According to the calculations, the correct boundary includes a larger part of Harwood Park. Counties are not required to notify those affected, he said.

Residents first learned about the changes when a neighbor, Tracy Fadrowski, raised the issue at a community meeting last year. Fadrowski lives in the Harthorn Avenue house where she moved when she was 5. Her parents live next door on land they subdivided.

Fadrowski, who had planned to build a retaining wall on the edge of her property and perhaps a deck, found out about the change from a neighbor who had trouble selling her house because it was within the flood zone.

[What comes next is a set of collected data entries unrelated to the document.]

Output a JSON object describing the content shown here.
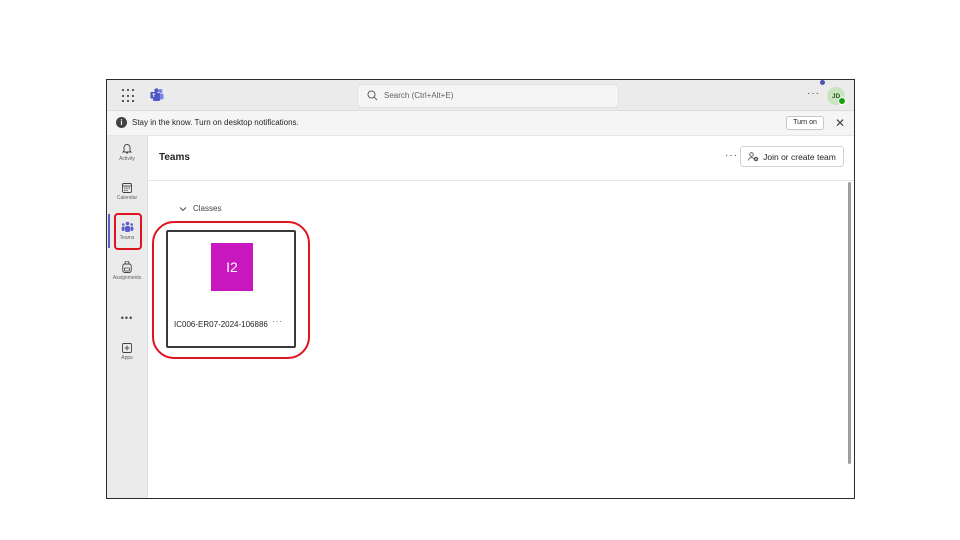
{
  "titlebar": {
    "search_placeholder": "Search (Ctrl+Alt+E)",
    "more_label": "···",
    "avatar_initials": "JD"
  },
  "notification": {
    "text": "Stay in the know. Turn on desktop notifications.",
    "info_symbol": "i",
    "turn_on_label": "Turn on",
    "close_label": "✕"
  },
  "rail": {
    "items": [
      {
        "label": "Activity",
        "icon": "bell-icon"
      },
      {
        "label": "Calendar",
        "icon": "calendar-icon"
      },
      {
        "label": "Teams",
        "icon": "teams-icon"
      },
      {
        "label": "Assignments",
        "icon": "backpack-icon"
      },
      {
        "label": "",
        "icon": "more-icon"
      },
      {
        "label": "Apps",
        "icon": "plus-square-icon"
      }
    ],
    "more_label": "•••"
  },
  "header": {
    "title": "Teams",
    "more_label": "···",
    "join_label": "Join or create team"
  },
  "section": {
    "label": "Classes"
  },
  "teams": [
    {
      "initials": "I2",
      "name": "IC006-ER07-2024-106886",
      "more_label": "···",
      "color": "#c917bf"
    }
  ],
  "colors": {
    "highlight": "#e0141e",
    "accent": "#5b5fc7",
    "team_tile": "#c917bf"
  }
}
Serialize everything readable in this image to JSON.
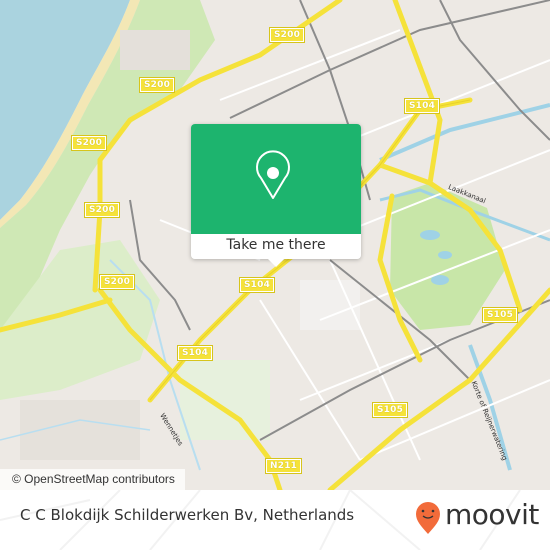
{
  "map": {
    "colors": {
      "land": "#ede9e4",
      "sea": "#aad3df",
      "beach": "#f3e7b5",
      "park": "#cfe8b5",
      "road_major": "#f5e23a",
      "road_minor": "#ffffff",
      "rail": "#8c8c8c",
      "water": "#9fd2e6"
    },
    "route_shields": [
      {
        "label": "S200"
      },
      {
        "label": "S200"
      },
      {
        "label": "S200"
      },
      {
        "label": "S200"
      },
      {
        "label": "S200"
      },
      {
        "label": "S104"
      },
      {
        "label": "S104"
      },
      {
        "label": "S104"
      },
      {
        "label": "S105"
      },
      {
        "label": "S105"
      },
      {
        "label": "N211"
      }
    ],
    "street_labels": [
      {
        "label": "Laakkanaal"
      },
      {
        "label": "Korte of Reijnerwatering"
      },
      {
        "label": "Wennetjes"
      }
    ],
    "attribution": "© OpenStreetMap contributors"
  },
  "popup": {
    "icon": "map-pin-icon",
    "button_label": "Take me there",
    "color": "#1db46e"
  },
  "footer": {
    "place_name": "C C Blokdijk Schilderwerken Bv, Netherlands",
    "brand": {
      "name": "moovit",
      "icon": "moovit-pin-icon",
      "color": "#f26b3a"
    }
  }
}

"I was surprised because she told me they had been going by that for five years," Fadrowski said.

The Harwood Park group then began to research the issue.

The Deep Run Watershed Study, first commissioned in 1992 but revised in 1996 and 1997, used topography derived from aerial photographs. The study recommended that the county confirm the results with a field survey of the Harwood Park neighborhood - which the county did not do.

Saltzman said it would be "exorbitantly expensive" to survey all the flood areas in Howard. The Deep Run watershed alone contains more than 36 miles of stream within 19.8 square miles, according to the study. There are more than 30 stream crossings.

Harwood Park, however, is one area where a field survey could make a difference, he said.

"The land there is so flat," said Saltzman, noting that the elevations change only slightly over a large area.

Public Works routinely helps homeowners survey their property to apply for "letters of map amendment" of FEMA maps, Saltzman said. If the lowest point of a house is above the flood plain elevation, it will not be included in the zone and property owners would not be required to purchase flood insurance.